I have missed hearing my husband's voice every day for the last 19 months and while it will only be a matter of weeks until I hear it again, for me it will be an eternity.

Tuesday, March 06, 2012

The Little Things

Here we are and it's Sunday again. So, that means my husband is one more week closer to coming home. I find that's the best way to look at things. Glass half full and not half empty.

Ever since my husband was granted parole, I have had a lot of thoughts running through my head that maybe most people who don't have a spouse in prison take for granted. One of the things that I can't stop thinking about is the sound of his voice. I have heard my husband's voice twice in the last year and I miss it. I miss the way he says "hey baby what's up?" and I sure as hell miss the way he says "I love you". The last time I heard him say that was November 17, 2011. I also wonder what he looks like now and how much he may have changed. Undoubtedly, he, like every other inmate has lost weight and maybe aged a little bit under the stress and strain of every day prison life but one thing I know for sure and that is that nothing will ever change the way I feel about him.

I would imagine that, after all this time, he is just as anxious and nervous to see me as I am to see him. It's been nearly two years since we have seen each other so I would be willing to bet that the first time we see each other will be overwhelming for both of us and honestly I can't wait for that moment. The moment when our eyes meet for the first time and we finally get to say everything that we have wanted to say to each other for so long and to finally be able to say it in person and not through a letter or a five minute phone call.
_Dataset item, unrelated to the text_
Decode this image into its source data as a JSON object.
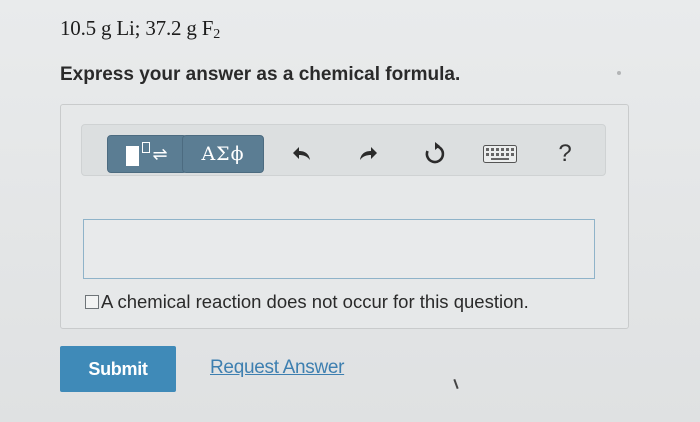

I don't want to forget anything about that moment and I doubt I ever will because that moment in time will be the start of our life together and there is no looking back from that point on.

Like I said in one of the first blogs that I ever wrote: some go to prison hard and come out harder, some go to prison hard and come out better. My husband went in hard and while prison may have changed some things about him temporarily, the very heart of the man that I love remains and that only reinforces what I have always known; not even prison will change who he is and that is still the best man I know.